Booking proved to be a challenge. The hotel’s Website & e-mail address didn’t work, nor, for a while, did its phones. I had to ask another mate actually to go to the hotel & reserve a room. When I got there, however, the table clerk had no record of it. Luckily, a fourth-floor room was obtainable. Unluckily, an elevator wasn’t.

The room itself had a sheen of cold: it was spacious, with antique wooden furniture & a wide white divan under a broad bank of windows. The walls were a neat mix of magenta & pea-soup green. Wi-Fi signals flowed freely in to my laptop.

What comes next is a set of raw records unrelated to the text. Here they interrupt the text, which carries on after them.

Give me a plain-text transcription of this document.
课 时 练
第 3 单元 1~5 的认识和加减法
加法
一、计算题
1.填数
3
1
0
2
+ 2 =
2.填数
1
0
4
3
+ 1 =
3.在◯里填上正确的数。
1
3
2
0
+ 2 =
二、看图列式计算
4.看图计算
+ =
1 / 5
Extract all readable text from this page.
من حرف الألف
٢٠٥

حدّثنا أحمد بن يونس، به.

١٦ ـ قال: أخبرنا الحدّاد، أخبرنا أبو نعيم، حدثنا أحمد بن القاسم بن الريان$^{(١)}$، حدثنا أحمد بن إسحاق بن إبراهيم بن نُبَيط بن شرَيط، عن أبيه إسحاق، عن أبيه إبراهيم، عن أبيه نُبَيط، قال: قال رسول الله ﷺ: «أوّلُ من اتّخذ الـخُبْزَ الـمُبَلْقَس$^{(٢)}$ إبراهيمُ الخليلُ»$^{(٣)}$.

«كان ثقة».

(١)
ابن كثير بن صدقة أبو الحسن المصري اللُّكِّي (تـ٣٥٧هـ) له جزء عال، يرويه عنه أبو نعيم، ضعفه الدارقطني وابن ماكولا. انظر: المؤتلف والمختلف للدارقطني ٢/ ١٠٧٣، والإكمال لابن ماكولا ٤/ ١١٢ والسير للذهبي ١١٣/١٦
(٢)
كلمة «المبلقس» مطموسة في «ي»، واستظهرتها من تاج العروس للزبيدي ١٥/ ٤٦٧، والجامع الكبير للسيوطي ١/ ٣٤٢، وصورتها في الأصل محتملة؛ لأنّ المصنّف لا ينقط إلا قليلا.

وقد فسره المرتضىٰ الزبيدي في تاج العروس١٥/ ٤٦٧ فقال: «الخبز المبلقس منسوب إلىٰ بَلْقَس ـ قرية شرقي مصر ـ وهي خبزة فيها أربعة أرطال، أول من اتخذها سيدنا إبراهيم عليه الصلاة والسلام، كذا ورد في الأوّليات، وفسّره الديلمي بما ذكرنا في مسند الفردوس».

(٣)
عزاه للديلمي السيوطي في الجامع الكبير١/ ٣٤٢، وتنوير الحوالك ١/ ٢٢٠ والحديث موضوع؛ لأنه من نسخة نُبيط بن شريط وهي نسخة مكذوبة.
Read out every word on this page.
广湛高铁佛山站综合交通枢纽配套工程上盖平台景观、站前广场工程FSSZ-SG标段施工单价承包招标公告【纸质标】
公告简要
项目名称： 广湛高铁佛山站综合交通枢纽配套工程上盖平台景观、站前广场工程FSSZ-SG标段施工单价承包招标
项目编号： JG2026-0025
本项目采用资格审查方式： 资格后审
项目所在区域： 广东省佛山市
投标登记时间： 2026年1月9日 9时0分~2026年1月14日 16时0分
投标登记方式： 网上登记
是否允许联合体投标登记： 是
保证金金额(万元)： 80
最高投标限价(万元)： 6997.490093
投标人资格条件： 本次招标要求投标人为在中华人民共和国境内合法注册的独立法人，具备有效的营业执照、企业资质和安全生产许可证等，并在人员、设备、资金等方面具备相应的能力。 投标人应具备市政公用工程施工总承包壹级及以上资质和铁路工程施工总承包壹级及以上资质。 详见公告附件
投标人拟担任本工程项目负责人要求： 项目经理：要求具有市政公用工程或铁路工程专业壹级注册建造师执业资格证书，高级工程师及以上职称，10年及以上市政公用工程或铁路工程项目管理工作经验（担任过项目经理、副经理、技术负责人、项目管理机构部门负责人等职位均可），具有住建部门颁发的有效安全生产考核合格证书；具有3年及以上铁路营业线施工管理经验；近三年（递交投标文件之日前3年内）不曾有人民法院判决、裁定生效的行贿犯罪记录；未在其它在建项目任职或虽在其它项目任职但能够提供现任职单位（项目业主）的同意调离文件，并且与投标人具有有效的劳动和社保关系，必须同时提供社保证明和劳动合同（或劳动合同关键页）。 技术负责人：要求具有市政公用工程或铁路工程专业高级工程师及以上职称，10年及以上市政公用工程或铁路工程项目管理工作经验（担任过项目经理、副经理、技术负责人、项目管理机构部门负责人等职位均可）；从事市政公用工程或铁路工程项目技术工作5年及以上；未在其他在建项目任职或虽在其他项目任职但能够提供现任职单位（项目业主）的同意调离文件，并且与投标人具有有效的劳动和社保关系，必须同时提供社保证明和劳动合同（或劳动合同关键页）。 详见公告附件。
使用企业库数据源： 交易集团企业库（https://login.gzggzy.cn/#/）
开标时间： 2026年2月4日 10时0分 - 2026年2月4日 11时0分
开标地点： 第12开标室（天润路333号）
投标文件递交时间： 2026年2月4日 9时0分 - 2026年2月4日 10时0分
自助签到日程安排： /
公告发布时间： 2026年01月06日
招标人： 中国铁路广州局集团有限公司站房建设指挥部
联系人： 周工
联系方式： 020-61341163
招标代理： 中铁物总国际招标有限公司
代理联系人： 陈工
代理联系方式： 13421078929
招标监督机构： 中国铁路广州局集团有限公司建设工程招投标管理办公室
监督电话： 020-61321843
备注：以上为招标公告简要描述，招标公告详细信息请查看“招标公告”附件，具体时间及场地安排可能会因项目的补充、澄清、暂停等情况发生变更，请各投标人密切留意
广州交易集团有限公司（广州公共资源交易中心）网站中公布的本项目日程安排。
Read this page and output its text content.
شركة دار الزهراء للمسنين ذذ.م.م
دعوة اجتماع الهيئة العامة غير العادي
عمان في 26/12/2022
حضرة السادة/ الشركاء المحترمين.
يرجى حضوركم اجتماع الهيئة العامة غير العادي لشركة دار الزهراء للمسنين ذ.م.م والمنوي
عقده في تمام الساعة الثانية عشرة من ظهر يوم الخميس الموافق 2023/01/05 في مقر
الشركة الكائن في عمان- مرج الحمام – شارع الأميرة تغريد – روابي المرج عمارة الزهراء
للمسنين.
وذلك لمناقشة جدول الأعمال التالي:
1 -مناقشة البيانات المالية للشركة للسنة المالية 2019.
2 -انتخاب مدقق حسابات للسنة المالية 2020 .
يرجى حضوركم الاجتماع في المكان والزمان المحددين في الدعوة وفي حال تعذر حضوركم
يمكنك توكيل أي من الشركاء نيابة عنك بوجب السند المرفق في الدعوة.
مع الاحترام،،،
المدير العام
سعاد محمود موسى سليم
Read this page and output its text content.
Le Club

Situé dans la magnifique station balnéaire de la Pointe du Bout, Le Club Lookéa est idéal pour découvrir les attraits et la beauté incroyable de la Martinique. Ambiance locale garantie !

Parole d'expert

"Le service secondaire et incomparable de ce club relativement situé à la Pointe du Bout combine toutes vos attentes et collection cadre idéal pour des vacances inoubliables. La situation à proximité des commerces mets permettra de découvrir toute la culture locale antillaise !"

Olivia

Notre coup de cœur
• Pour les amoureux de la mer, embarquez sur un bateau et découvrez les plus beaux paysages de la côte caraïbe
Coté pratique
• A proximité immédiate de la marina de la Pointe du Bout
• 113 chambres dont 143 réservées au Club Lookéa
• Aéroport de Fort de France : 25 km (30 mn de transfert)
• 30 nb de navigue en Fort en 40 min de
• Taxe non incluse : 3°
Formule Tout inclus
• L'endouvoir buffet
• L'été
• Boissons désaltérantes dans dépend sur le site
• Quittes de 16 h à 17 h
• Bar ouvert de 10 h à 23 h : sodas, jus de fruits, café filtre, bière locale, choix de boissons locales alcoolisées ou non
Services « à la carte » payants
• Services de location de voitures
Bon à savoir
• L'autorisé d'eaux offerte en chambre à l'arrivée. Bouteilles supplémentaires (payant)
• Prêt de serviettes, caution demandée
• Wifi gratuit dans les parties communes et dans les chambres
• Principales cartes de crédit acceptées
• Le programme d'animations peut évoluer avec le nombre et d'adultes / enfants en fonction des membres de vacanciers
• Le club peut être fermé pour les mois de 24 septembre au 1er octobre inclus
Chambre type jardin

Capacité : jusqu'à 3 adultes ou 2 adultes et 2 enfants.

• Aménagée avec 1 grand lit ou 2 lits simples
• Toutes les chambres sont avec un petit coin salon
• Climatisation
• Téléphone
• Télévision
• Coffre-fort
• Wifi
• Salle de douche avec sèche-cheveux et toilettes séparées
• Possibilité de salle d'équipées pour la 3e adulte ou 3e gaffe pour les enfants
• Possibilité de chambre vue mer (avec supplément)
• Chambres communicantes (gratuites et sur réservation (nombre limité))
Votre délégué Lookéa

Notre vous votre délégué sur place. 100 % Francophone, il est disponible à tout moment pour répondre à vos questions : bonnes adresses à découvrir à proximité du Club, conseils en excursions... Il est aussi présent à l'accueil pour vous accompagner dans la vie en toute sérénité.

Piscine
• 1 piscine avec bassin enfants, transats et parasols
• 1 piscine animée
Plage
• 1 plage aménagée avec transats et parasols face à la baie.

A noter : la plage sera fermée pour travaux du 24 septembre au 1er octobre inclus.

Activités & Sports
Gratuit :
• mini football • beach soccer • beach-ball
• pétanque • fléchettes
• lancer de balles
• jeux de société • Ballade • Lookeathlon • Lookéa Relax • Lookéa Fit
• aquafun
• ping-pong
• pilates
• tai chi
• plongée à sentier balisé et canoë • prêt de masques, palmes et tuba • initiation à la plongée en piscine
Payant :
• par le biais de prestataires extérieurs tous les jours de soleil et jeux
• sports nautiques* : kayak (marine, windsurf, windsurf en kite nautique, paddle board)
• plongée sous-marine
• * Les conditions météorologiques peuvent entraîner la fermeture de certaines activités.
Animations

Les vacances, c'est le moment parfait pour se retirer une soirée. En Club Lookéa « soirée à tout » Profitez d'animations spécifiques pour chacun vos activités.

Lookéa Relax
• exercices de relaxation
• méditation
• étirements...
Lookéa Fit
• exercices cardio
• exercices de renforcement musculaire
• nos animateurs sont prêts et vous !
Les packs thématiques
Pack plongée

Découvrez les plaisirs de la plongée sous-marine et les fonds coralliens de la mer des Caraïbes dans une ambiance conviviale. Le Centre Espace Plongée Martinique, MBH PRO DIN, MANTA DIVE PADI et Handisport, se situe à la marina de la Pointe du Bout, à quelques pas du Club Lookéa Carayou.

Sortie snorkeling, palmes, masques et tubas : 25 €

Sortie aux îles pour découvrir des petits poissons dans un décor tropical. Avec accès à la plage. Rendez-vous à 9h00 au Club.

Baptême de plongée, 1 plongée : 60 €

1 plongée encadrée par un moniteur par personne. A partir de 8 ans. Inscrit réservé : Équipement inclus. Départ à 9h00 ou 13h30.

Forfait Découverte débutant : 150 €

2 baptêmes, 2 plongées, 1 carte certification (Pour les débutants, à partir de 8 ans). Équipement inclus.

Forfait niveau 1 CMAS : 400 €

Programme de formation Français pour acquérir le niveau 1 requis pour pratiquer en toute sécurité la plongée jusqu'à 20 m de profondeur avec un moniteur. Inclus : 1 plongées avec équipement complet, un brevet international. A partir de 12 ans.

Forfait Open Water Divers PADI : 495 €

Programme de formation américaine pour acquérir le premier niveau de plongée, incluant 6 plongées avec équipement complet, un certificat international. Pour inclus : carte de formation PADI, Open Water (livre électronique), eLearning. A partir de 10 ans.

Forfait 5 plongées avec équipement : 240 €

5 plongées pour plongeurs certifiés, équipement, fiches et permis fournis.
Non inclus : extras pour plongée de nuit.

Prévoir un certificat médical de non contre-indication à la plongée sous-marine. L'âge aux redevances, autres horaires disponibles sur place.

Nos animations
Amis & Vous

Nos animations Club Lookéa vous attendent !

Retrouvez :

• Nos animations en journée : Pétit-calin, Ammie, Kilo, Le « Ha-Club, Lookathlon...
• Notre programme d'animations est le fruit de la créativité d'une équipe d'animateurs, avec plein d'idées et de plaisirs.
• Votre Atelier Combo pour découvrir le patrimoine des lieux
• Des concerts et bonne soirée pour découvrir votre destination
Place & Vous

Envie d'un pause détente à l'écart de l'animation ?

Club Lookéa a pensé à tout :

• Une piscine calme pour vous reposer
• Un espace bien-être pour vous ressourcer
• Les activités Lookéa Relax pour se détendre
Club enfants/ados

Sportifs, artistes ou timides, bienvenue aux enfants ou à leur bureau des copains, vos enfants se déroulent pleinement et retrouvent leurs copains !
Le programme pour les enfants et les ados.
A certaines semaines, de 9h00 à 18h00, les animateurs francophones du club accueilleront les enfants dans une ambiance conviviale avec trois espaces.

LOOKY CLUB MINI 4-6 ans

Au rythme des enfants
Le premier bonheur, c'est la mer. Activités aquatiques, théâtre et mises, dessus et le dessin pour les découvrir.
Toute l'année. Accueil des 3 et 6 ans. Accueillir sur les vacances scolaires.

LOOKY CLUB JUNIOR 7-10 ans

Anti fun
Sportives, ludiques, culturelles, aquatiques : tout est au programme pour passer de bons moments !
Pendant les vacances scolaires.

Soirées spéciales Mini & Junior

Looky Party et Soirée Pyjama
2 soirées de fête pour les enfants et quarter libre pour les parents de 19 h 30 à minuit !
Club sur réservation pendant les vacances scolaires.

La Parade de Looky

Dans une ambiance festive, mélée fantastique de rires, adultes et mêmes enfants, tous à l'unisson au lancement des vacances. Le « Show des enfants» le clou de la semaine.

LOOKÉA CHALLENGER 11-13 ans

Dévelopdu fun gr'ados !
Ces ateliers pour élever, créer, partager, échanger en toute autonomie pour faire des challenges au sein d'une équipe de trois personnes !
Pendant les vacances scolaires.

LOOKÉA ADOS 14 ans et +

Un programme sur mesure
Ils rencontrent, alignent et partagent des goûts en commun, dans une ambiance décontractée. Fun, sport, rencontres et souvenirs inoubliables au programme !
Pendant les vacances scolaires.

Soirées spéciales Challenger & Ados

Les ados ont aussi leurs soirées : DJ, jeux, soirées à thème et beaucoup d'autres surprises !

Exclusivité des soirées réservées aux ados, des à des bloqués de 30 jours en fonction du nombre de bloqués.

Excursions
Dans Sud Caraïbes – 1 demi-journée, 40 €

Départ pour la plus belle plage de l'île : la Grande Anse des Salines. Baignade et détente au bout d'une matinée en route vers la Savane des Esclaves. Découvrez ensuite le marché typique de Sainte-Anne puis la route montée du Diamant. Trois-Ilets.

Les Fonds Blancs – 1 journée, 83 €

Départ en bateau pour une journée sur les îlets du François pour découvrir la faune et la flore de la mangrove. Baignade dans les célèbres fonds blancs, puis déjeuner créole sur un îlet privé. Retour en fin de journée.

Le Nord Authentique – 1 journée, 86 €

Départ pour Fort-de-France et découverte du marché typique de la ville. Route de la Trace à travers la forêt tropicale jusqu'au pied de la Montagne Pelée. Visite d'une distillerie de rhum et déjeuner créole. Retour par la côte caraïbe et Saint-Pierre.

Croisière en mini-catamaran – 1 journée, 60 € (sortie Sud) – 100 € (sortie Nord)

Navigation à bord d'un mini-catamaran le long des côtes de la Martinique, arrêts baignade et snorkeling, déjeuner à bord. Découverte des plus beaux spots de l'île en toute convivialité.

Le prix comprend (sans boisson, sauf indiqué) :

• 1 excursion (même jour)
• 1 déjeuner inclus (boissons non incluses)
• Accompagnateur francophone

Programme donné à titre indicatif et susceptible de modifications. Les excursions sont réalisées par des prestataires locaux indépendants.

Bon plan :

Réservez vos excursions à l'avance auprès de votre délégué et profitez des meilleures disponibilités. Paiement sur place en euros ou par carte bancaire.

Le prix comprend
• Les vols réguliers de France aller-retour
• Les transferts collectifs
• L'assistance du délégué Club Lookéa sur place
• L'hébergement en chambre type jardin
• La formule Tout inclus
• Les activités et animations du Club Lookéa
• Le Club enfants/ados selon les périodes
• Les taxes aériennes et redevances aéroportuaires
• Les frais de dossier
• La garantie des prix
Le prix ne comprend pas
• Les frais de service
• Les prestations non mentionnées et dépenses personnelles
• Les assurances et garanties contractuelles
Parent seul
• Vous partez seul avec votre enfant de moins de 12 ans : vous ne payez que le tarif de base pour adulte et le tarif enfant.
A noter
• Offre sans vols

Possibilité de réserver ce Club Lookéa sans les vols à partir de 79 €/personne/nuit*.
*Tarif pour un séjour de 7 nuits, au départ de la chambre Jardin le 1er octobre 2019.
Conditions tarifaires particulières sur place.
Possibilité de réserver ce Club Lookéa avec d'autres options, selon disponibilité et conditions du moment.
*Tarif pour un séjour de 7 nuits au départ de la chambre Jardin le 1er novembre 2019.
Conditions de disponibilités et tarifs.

Where, I wondered as I checked out after one nights, are Saigon’s true boutique hotels? The city is full of Italian colonial villas & Art Deco houses ripe for transformation in to properties of character & class. & while real estate is expensive, labor remains cheap — & that should translate in to bargains for travelers.

But the sheen soon faded. The table chair kept breaking. The paint on the walls was peeling. The Wi-Fi signal was strong, but the Web connection spotty. The divan was dingy. The shower-head mount collapsed the instant I turned on the water.

“As an investment, it doesn’t work,” said Jean-Marc Merlin, chairman of the Apple Tree Group, a Vietnam-based company that owns & operates hotels all over Southeast Asia. “The irritation factor of having to complete a project is high. If you must turn gray over one years, you’d do it over 200 rooms.”